Yaman Salahi: How UC devalues Arab and Muslim student voices
Los Angeles, CA – For years, University of California (UC) leaders have walked a fine line between complying with First Amendment limitations on their power and placating pro-Israel interest groups agitating against the growing clout of Palestinian solidarity activism.
Under pressure, UC President Mark Yudof in 2010 commissioned two committees to issue reports on the so-called “campus climate”. One focusing on Jewish students and the other on Arab and Muslim students, the new reports – which characterise criticism of Israel as an affront to Jewish students – have prompted many to believe that the UC intends to curb campus speech critical of Israel.
At their core, however, the reports demonstrate that UC not only has a free speech problem, but an equality problem.
Normalising support for Israel
The report about Jewish students is laden with ideological predispositions that undermine the credibility of its findings and recommendations regarding campus activism. One section of the report, for example, addresses what is called “The Anti-Zionism/Anti-Israel Movement and its Impact on Climate” (but which proponents of this movement call a movement for freedom, justice and equality).

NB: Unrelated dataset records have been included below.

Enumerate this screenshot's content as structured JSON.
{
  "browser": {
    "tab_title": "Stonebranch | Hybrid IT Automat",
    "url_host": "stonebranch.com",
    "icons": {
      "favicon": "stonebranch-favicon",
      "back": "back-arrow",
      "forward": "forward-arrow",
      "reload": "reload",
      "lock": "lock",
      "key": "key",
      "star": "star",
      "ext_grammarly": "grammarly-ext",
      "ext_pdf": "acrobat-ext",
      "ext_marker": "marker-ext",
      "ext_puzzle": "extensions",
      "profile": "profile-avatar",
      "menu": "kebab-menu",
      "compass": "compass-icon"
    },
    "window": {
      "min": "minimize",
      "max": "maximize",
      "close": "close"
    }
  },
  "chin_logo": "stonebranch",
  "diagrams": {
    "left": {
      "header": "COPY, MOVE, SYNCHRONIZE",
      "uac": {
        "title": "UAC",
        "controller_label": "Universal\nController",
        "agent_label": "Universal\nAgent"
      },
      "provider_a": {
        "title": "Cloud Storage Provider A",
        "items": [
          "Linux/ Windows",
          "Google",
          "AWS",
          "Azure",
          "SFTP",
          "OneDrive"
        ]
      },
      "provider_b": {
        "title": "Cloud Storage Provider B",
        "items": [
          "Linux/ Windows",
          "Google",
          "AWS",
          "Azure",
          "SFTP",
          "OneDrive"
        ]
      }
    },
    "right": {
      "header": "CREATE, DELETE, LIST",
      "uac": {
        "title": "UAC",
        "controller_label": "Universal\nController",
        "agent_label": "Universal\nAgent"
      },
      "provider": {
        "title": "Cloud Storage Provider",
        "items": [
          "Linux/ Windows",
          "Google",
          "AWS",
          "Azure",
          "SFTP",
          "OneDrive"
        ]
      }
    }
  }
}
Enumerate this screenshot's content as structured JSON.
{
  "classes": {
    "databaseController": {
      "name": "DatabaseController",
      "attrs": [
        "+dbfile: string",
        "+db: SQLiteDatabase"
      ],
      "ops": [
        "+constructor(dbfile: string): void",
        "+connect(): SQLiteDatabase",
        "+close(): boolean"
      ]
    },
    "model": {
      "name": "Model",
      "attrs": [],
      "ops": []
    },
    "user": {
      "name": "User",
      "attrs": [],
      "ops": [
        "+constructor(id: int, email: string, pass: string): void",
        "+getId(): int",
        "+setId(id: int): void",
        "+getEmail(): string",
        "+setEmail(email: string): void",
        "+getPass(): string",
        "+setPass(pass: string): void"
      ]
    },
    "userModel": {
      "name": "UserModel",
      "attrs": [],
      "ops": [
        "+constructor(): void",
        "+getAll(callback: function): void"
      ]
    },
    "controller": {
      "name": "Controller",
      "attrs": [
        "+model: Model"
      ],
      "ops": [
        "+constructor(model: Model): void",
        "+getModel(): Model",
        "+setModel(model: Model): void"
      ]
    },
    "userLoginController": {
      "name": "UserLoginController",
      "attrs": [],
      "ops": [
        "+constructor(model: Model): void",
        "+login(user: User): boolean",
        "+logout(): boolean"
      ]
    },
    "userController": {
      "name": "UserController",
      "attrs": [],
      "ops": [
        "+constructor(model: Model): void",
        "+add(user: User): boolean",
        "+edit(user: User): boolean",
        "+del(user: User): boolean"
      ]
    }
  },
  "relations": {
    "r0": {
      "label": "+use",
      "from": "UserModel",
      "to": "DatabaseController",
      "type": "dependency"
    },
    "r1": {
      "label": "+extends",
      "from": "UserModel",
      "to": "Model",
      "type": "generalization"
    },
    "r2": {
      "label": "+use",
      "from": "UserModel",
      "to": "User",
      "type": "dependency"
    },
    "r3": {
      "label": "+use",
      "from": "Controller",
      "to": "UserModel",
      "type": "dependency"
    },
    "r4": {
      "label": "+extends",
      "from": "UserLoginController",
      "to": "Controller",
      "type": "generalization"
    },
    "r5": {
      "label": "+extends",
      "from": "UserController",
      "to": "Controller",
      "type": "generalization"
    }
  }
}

By framing the issue in this way, the authors presume that Palestinian solidarity has an “impact” on campus climate, as if, prior to this movement’s emergence, university campuses were characterised by some “normal” state of affairs in which all students felt welcome and equal. But that could not be further from the truth and the fact that this forms the starting point explains some of the report’s findings.
Although the report inquires into such matters as whether mock checkpoints and walls, die-ins and other demonstrations criticising human rights violations by Israel’s occupying army negatively affect Jewish students, there is no similar inquiry into the “impact” frequent celebrations of Israel’s creation and speeches by Israeli combatant soldiers and government officials might have on Jewish students who do not identify with Israel and its policies, or on Arab or Palestinian students whose families were killed or exiled as a result.
There is similarly no inquiry into whether on-campus recruitment for Jewish-only Birthright trips has an impact on non-Jewish students who have attempted to apply.
Instead, pro-Israel activities are described as such: “Israel advocacy organisations play an active role on each campus and have engaged outside agencies such as AIPAC, J Street, ADL, Stand With Us and many others in the effort to promote a deeper understanding for all students of the challenges which confront Israel, the Palestinians and the region as a whole.”
Compare the way these movements are described – “Israel advocacy organisations” vs “Anti-Israel Movement” – and how their missions are understood, promoting a deeper understanding vs possibly creating a hostile climate.
The silence about the “impact” of pro-Israel events reflects an attitude that pro-Israel expressions are simply a positive part of the normal, benign landscape of campus life. At the same time, events presenting a critical view of Israel are perceived to be anomalous and alien, or, worse, divisive, as if students were previously unified in their love and support for Israel.
There is no recognition that different groups of students might perceive these events very differently, or an explanation of why one group’s perceptions should trump the others’.